Le volet migratoire est tout aussi central. Chaque année, des milliers de Honduriens, mais aussi de Vénézuéliens et d'Haïtiens, traversent le pays en route vers le nord, fuyant la misère ou l'emprise des gangs. Aujourd'hui, près de deux millions de ressortissants honduriens vivent aux États-Unis. Leurs envois d'argent à leur famille, les "remesas", représentent environ 25 % du PIB, soit dix milliards de dollars. Une dépendance dont aucun gouvernement hondurien ne peut s'affranchir.
Depuis 2025, le Honduras a renforcé sa coopération migratoire avec les États-Unis. Un accord signé à Washington autorise désormais la réadmission sur le sol hondurien de migrants non honduriens refoulés par les autorités américaines, afin qu'ils y déposent leur demande d'asile. Si Xiomara Castro avait initialement menacé de fermer les bases américaines après cette promesse du président américain, elle a fini par se dire prête à financer des vols pour rapatrier ses ressortissants. En novembre, près de 30 000 Honduriens avaient déjà été expulsés, soit 13 000 de plus qu'un an plus tôt.
Cette proximité forcée n'est pas propre au Honduras. Le Salvador de Nayib Bukele, autre proche de Donald Trump, a déjà accepté dans ses prisons des centaines de migrants expulsés par la nouvelle administration américaine, en échange d'un sursis pour certains de ses ressortissants aux États-Unis. Selon Kevin Parthenay, le président américain "cherche à reproduire ce modèle d'alliance sécuritaire avec le Honduras, inspiré des politiques de ‘mano dura', pour contrôler à la fois trafics et migrations".
Terrain de rivalité avec la Chine
Mais les calculs américains ne se limitent pas au seul champ sécuritaire. Depuis plusieurs années, l'Amérique latine est devenue l'un des principaux terrains de rivalité diplomatique entre Washington et Pékin. "Donald Trump vise un objectif simple : éviter qu'un gouvernement hondurien puisse se rapprocher de son adversaire principal, la Chine. Pour lui, il faut un gouvernement qui ne soit pas progressiste et surtout pas nationaliste latino-américain", explique Jean-Jacques Kourliandsky, directeur de l'Observatoire de l'Amérique latine à la Fondation Jean-Jaurès.
La bataille est d'autant plus âpre que Pékin s'est imposé en quinze ans comme un acteur économique incontournable, au point de devenir le premier ou deuxième partenaire commercial de nombreux pays du continent.
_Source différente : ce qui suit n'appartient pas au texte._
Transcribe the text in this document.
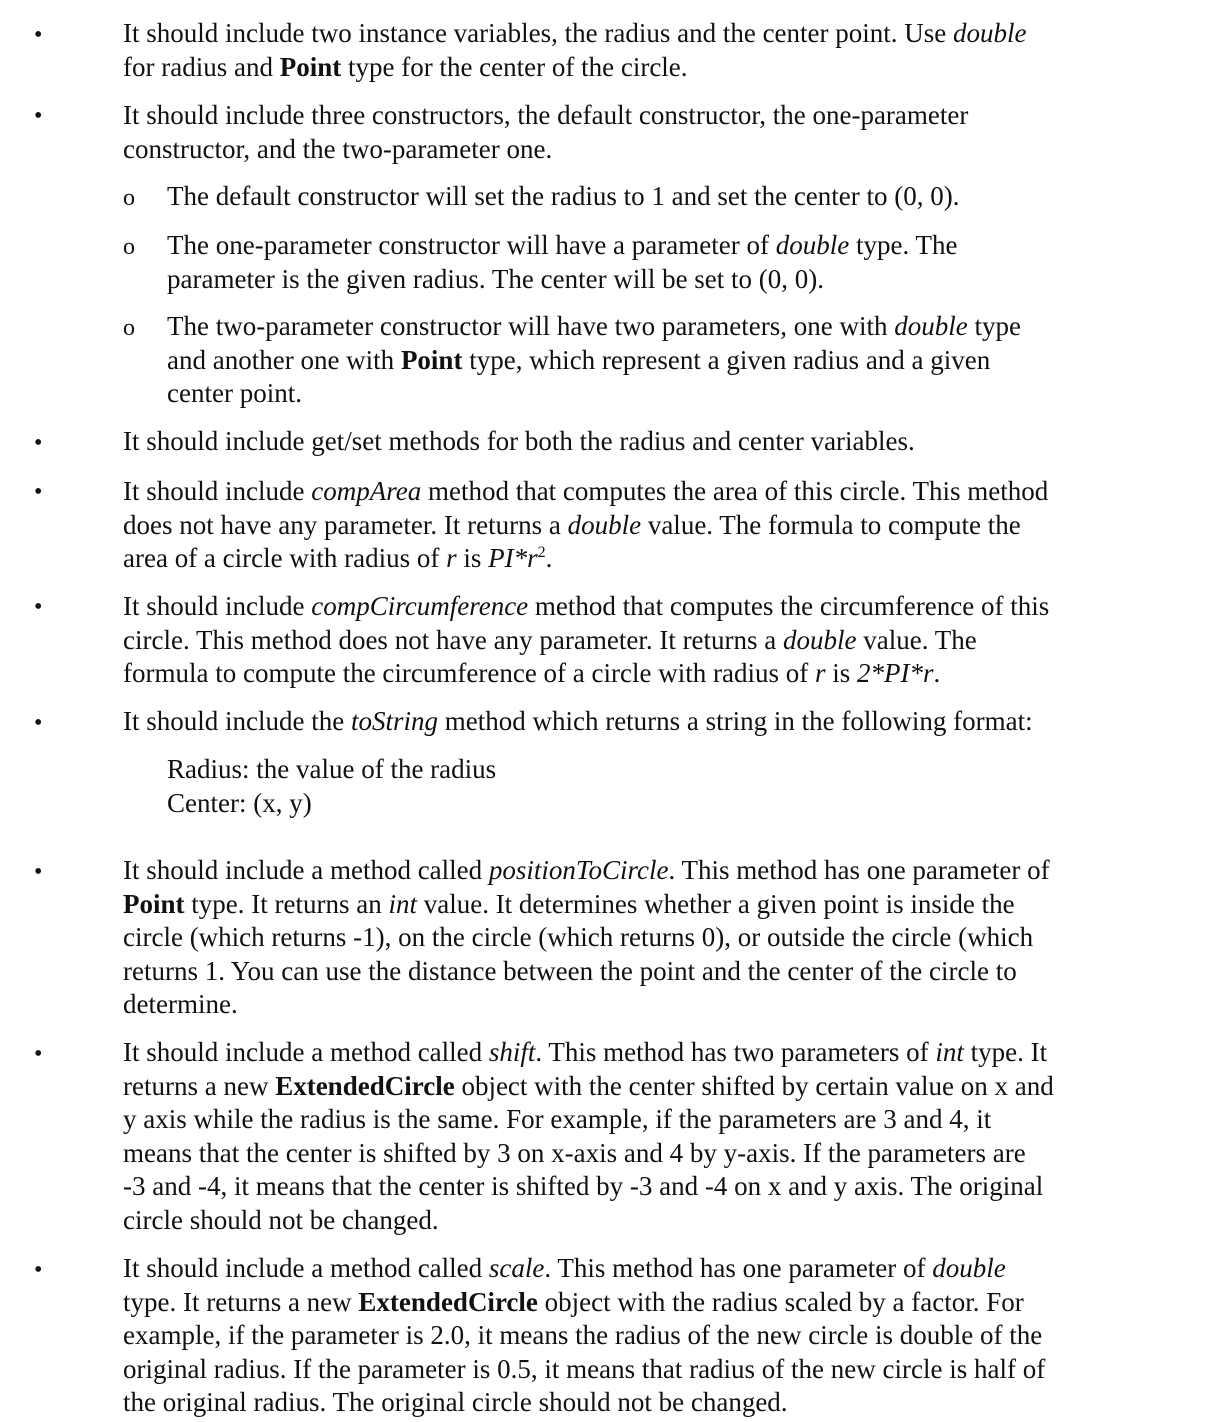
•	It should include two instance variables, the radius and the center point. Use double
for radius and Point type for the center of the circle.
•	It should include three constructors, the default constructor, the one-parameter
constructor, and the two-parameter one.
o The default constructor will set the radius to 1 and set the center to (0, 0).
o The one-parameter constructor will have a parameter of double type. The
parameter is the given radius. The center will be set to (0, 0).
o The two-parameter constructor will have two parameters, one with double type
and another one with Point type, which represent a given radius and a given
center point.
•	It should include get/set methods for both the radius and center variables.
•	It should include compArea method that computes the area of this circle. This method
does not have any parameter. It returns a double value. The formula to compute the
area of a circle with radius of r is $PI*r^2$.
•	It should include compCircumference method that computes the circumference of this
circle. This method does not have any parameter. It returns a double value. The
formula to compute the circumference of a circle with radius of r is 2*PI*r.
•	It should include the toString method which returns a string in the following format:
Radius: the value of the radius
Center: (x, y)
•	It should include a method called positionToCircle. This method has one parameter of
Point type. It returns an int value. It determines whether a given point is inside the
circle (which returns -1), on the circle (which returns 0), or outside the circle (which
returns 1. You can use the distance between the point and the center of the circle to
determine.
•	It should include a method called shift. This method has two parameters of int type. It
returns a new ExtendedCircle object with the center shifted by certain value on x and
y axis while the radius is the same. For example, if the parameters are 3 and 4, it
means that the center is shifted by 3 on x-axis and 4 by y-axis. If the parameters are
-3 and -4, it means that the center is shifted by -3 and -4 on x and y axis. The original
circle should not be changed.
•	It should include a method called scale. This method has one parameter of double
type. It returns a new ExtendedCircle object with the radius scaled by a factor. For
example, if the parameter is 2.0, it means the radius of the new circle is double of the
original radius. If the parameter is 0.5, it means that radius of the new circle is half of
the original radius. The original circle should not be changed.
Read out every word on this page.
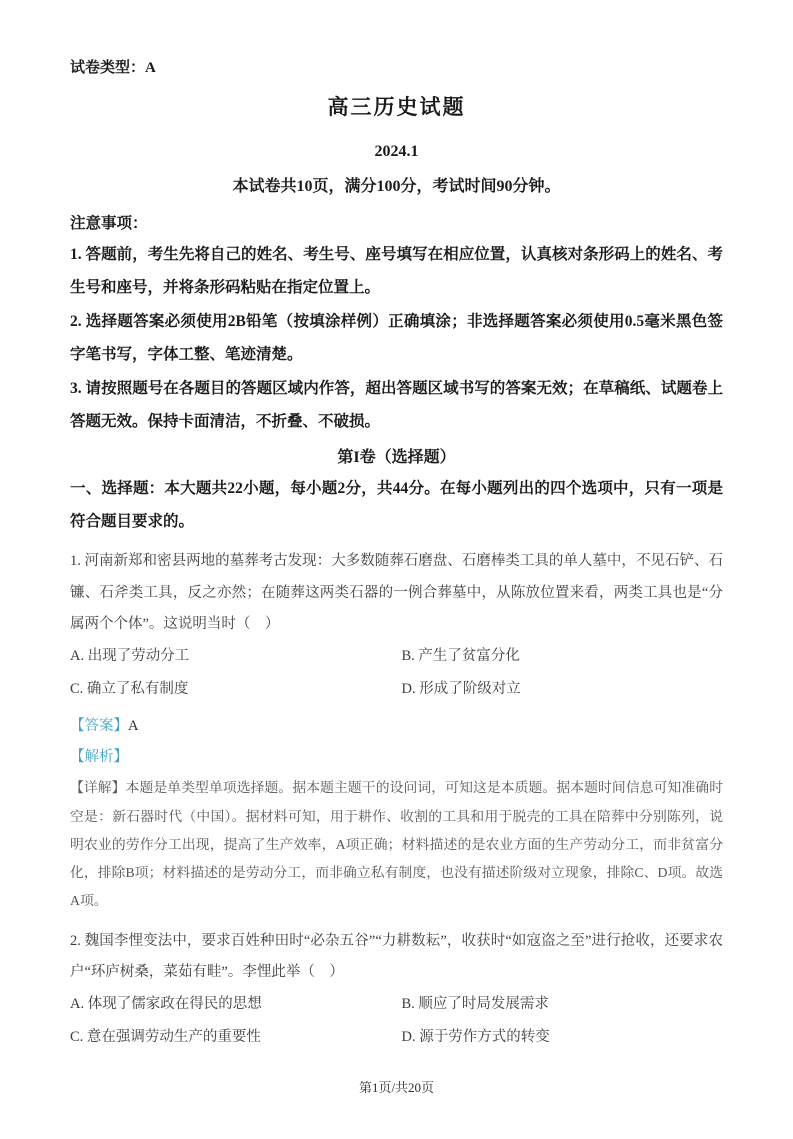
试卷类型：A
高三历史试题
2024.1
本试卷共10页，满分100分，考试时间90分钟。
注意事项：
1. 答题前，考生先将自己的姓名、考生号、座号填写在相应位置，认真核对条形码上的姓名、考生号和座号，并将条形码粘贴在指定位置上。
2. 选择题答案必须使用2B铅笔（按填涂样例）正确填涂；非选择题答案必须使用0.5毫米黑色签字笔书写，字体工整、笔迹清楚。
3. 请按照题号在各题目的答题区域内作答，超出答题区域书写的答案无效；在草稿纸、试题卷上答题无效。保持卡面清洁，不折叠、不破损。
第I卷（选择题）
一、选择题：本大题共22小题，每小题2分，共44分。在每小题列出的四个选项中，只有一项是符合题目要求的。
1. 河南新郑和密县两地的墓葬考古发现：大多数随葬石磨盘、石磨棒类工具的单人墓中，不见石铲、石镰、石斧类工具，反之亦然；在随葬这两类石器的一例合葬墓中，从陈放位置来看，两类工具也是“分属两个个体”。这说明当时（　）
A. 出现了劳动分工	B. 产生了贫富分化
C. 确立了私有制度	D. 形成了阶级对立
【答案】A
【解析】
【详解】本题是单类型单项选择题。据本题主题干的设问词，可知这是本质题。据本题时间信息可知准确时空是：新石器时代（中国）。据材料可知，用于耕作、收割的工具和用于脱壳的工具在陪葬中分别陈列，说明农业的劳作分工出现，提高了生产效率，A项正确；材料描述的是农业方面的生产劳动分工，而非贫富分化，排除B项；材料描述的是劳动分工，而非确立私有制度，也没有描述阶级对立现象，排除C、D项。故选A项。
2. 魏国李悝变法中，要求百姓种田时“必杂五谷”“力耕数耘”，收获时“如寇盗之至”进行抢收，还要求农户“环庐树桑，菜茹有畦”。李悝此举（　）
A. 体现了儒家政在得民的思想	B. 顺应了时局发展需求
C. 意在强调劳动生产的重要性	D. 源于劳作方式的转变
第1页/共20页
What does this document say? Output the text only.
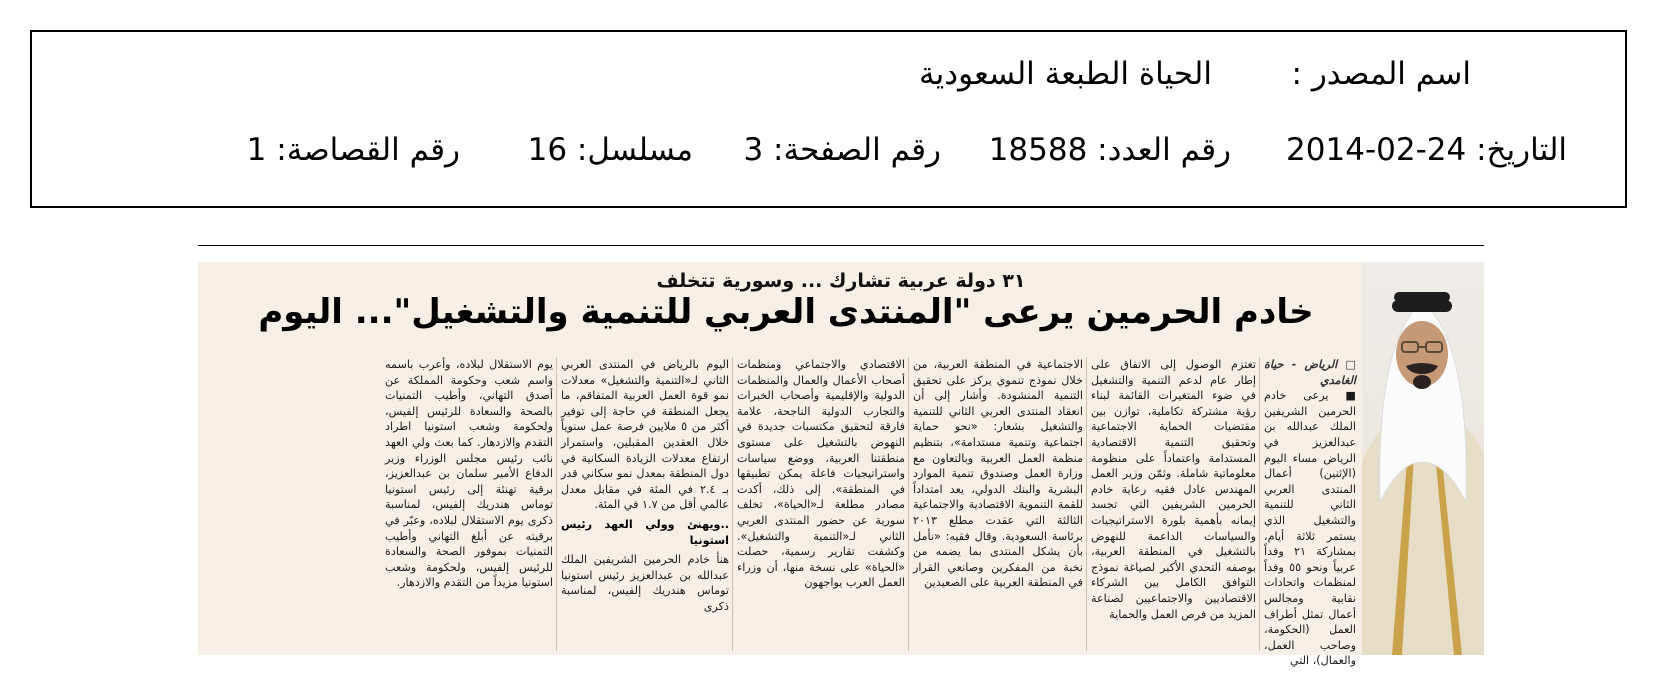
اسم المصدر :
الحياة الطبعة السعودية
التاريخ: 24-02-2014
رقم العدد: 18588
رقم الصفحة: 3
مسلسل: 16
رقم القصاصة: 1
٣١ دولة عربية تشارك ... وسورية تتخلف
خادم الحرمين يرعى "المنتدى العربي للتنمية والتشغيل"... اليوم

□ الرياض - حياة الغامدي

■ يرعى خادم الحرمين الشريفين الملك عبدالله بن عبدالعزيز في الرياض مساء اليوم (الإثنين) أعمال المنتدى العربي الثاني للتنمية والتشغيل الذي يستمر ثلاثة أيام، بمشاركة ٢١ وفداً عربياً ونحو ٥٥ وفداً لمنظمات واتحادات نقابية ومجالس أعمال تمثل أطراف العمل (الحكومة، وصاحب العمل، والعمال)، التي

تعتزم الوصول إلى الاتفاق على إطار عام لدعم التنمية والتشغيل في ضوء المتغيرات القائمة لبناء رؤية مشتركة تكاملية، توازن بين مقتضيات الحماية الاجتماعية وتحقيق التنمية الاقتصادية المستدامة واعتماداً على منظومة معلوماتية شاملة. وثمّن وزير العمل المهندس عادل فقيه رعاية خادم الحرمين الشريفين التي تجسد إيمانه بأهمية بلورة الاستراتيجيات والسياسات الداعمة للنهوض بالتشغيل في المنطقة العربية، بوصفه التحدي الأكبر لصياغة نموذج التوافق الكامل بين الشركاء الاقتصاديين والاجتماعيين لصناعة المزيد من فرص العمل والحماية

الاجتماعية في المنطقة العربية، من خلال نموذج تنموي يركز على تحقيق التنمية المنشودة. وأشار إلى أن انعقاد المنتدى العربي الثاني للتنمية والتشغيل بشعار: «نحو حماية اجتماعية وتنمية مستدامة»، بتنظيم منظمة العمل العربية وبالتعاون مع وزارة العمل وصندوق تنمية الموارد البشرية والبنك الدولي، يعد امتداداً للقمة التنموية الاقتصادية والاجتماعية الثالثة التي عقدت مطلع ٢٠١٣ برئاسة السعودية. وقال فقيه: «نأمل بأن يشكل المنتدى بما يضمه من نخبة من المفكرين وصانعي القرار في المنطقة العربية على الصعيدين

الاقتصادي والاجتماعي ومنظمات أصحاب الأعمال والعمال والمنظمات الدولية والإقليمية وأصحاب الخبرات والتجارب الدولية الناجحة، علامة فارقة لتحقيق مكتسبات جديدة في النهوض بالتشغيل على مستوى منطقتنا العربية، ووضع سياسات واستراتيجيات فاعلة يمكن تطبيقها في المنطقة». إلى ذلك، أكدت مصادر مطلعة لـ«الحياة»، تخلف سورية عن حضور المنتدى العربي الثاني لـ«التنمية والتشغيل». وكشفت تقارير رسمية، حصلت «الحياة» على نسخة منها، أن وزراء العمل العرب يواجهون

اليوم بالرياض في المنتدى العربي الثاني لـ«التنمية والتشغيل» معدلات نمو قوة العمل العربية المتفاقم، ما يجعل المنطقة في حاجة إلى توفير أكثر من ٥ ملايين فرصة عمل سنوياً خلال العقدين المقبلين، واستمرار ارتفاع معدلات الزيادة السكانية في دول المنطقة بمعدل نمو سكاني قدر بـ ٢.٤ في المئة في مقابل معدل عالمي أقل من ١.٧ في المئة.

..ويهنئ وولي العهد رئيس استونيا

هنأ خادم الحرمين الشريفين الملك عبدالله بن عبدالعزيز رئيس استونيا توماس هندريك إلفيس، لمناسبة ذكرى

يوم الاستقلال لبلاده، وأعرب باسمه واسم شعب وحكومة المملكة عن أصدق التهاني، وأطيب التمنيات بالصحة والسعادة للرئيس إلفيس، ولحكومة وشعب استونيا اطراد التقدم والازدهار. كما بعث ولي العهد نائب رئيس مجلس الوزراء وزير الدفاع الأمير سلمان بن عبدالعزيز، برقية تهنئة إلى رئيس استونيا توماس هندريك إلفيس، لمناسبة ذكرى يوم الاستقلال لبلاده، وعبّر في برقيته عن أبلغ التهاني وأطيب التمنيات بموفور الصحة والسعادة للرئيس إلفيس، ولحكومة وشعب استونيا مزيداً من التقدم والازدهار.
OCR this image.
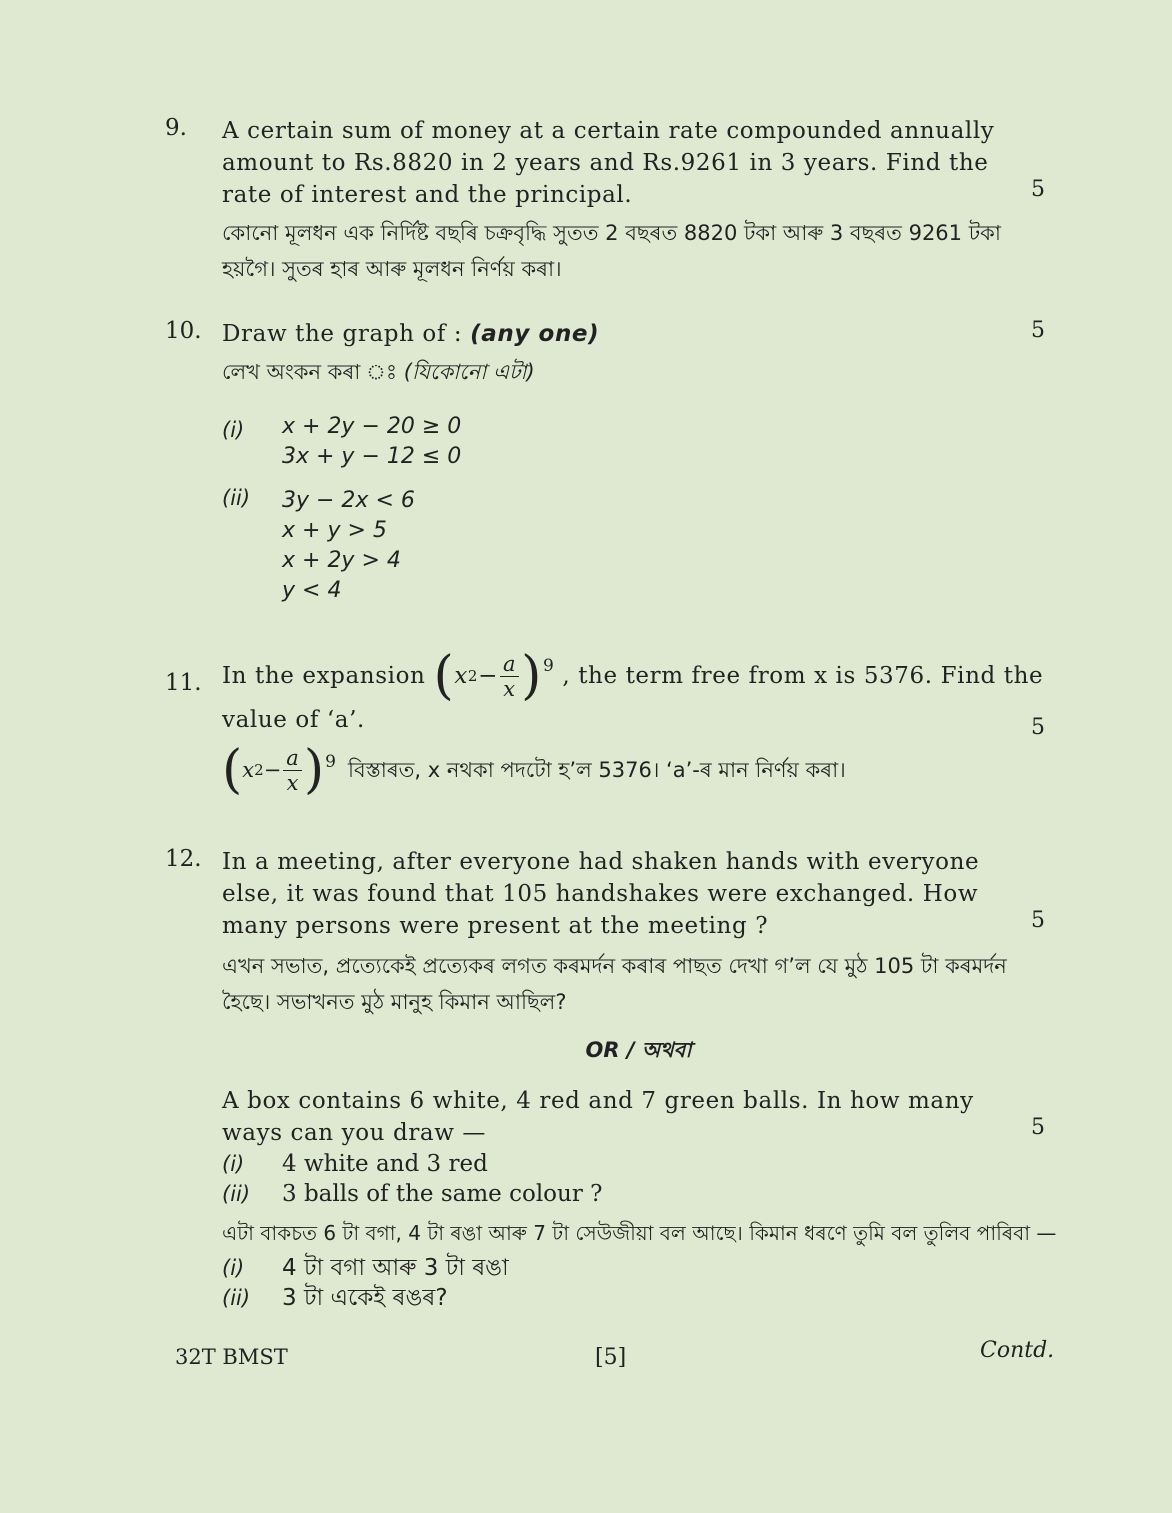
9. A certain sum of money at a certain rate compounded annually amount to Rs.8820 in 2 years and Rs.9261 in 3 years. Find the rate of interest and the principal.	5
কোনো মূলধন এক নিৰ্দিষ্ট বছৰি চক্ৰবৃদ্ধি সুতত 2 বছৰত 8820 টকা আৰু 3 বছৰত 9261 টকা হয়গৈ। সুতৰ হাৰ আৰু মূলধন নিৰ্ণয় কৰা।
10. Draw the graph of : (any one)	5
লেখ অংকন কৰা ঃ (যিকোনো এটা)
(i)	x + 2y − 20 ≥ 0
3x + y − 12 ≤ 0
(ii)	3y − 2x < 6
x + y > 5
x + 2y > 4
y < 4
11. In the expansion ( x $2 - \frac{a}{x}$ ) 9 , the term free from x is 5376. Find the
value of ‘a’.	5
( x $2 - \frac{a}{x}$ ) 9 বিস্তাৰত, x নথকা পদটো হ’ল 5376। ‘a’-ৰ মান নিৰ্ণয় কৰা।
12. In a meeting, after everyone had shaken hands with everyone else, it was found that 105 handshakes were exchanged. How many persons were present at the meeting ?	5
এখন সভাত, প্ৰত্যেকেই প্ৰত্যেকৰ লগত কৰমৰ্দন কৰাৰ পাছত দেখা গ’ল যে মুঠ 105 টা কৰমৰ্দন হৈছে। সভাখনত মুঠ মানুহ কিমান আছিল?
OR / অথবা
A box contains 6 white, 4 red and 7 green balls. In how many ways can you draw —	5
(i)	4 white and 3 red
(ii)	3 balls of the same colour ?
এটা বাকচত 6 টা বগা, 4 টা ৰঙা আৰু 7 টা সেউজীয়া বল আছে। কিমান ধৰণে তুমি বল তুলিব পাৰিবা —
(i)	4 টা বগা আৰু 3 টা ৰঙা
(ii)	3 টা একেই ৰঙৰ?
32T BMST	[5]	Contd.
Au Honduras, Nasry Asfura comme Salvador Nasralla ont déjà laissé entendre qu'ils pourraient rétablir les relations officielles avec Taïwan, rompues en 2023 par Xiomara Castro au profit de la Chine. Une telle volte-face serait un revers majeur pour la Chine, la plus importante en Amérique latine depuis 1990.
C'est dans ce contexte qu'un geste surprenant de Donald Trump a fait bondir les observateurs : l'annonce d'une "grâce totale et absolue" accordée à l'ancien président Juan Orlando Hernández, condamné à 45 ans de prison aux États-Unis pour trafic de drogue.
"C'est très paradoxal, mais ça montre justement le bout de sa stratégie ", estime Kevin Parthenay. "Donald Trump met un voile sur cette affaire pour reprendre un contrôle total sur le Honduras, quitte à relancer plus tard sa politique anti-narcotrafic."
Interrogé sur ses motivations, Donald Trump a assuré répondre aux appels des Honduriens convaincus que la condamnation de l'ex-président était politique. "Ils pensaient vraiment qu'il avait été piégé, et c'était terrible", a-t-il soutenu devant les journalistes à bord d'Air Force One.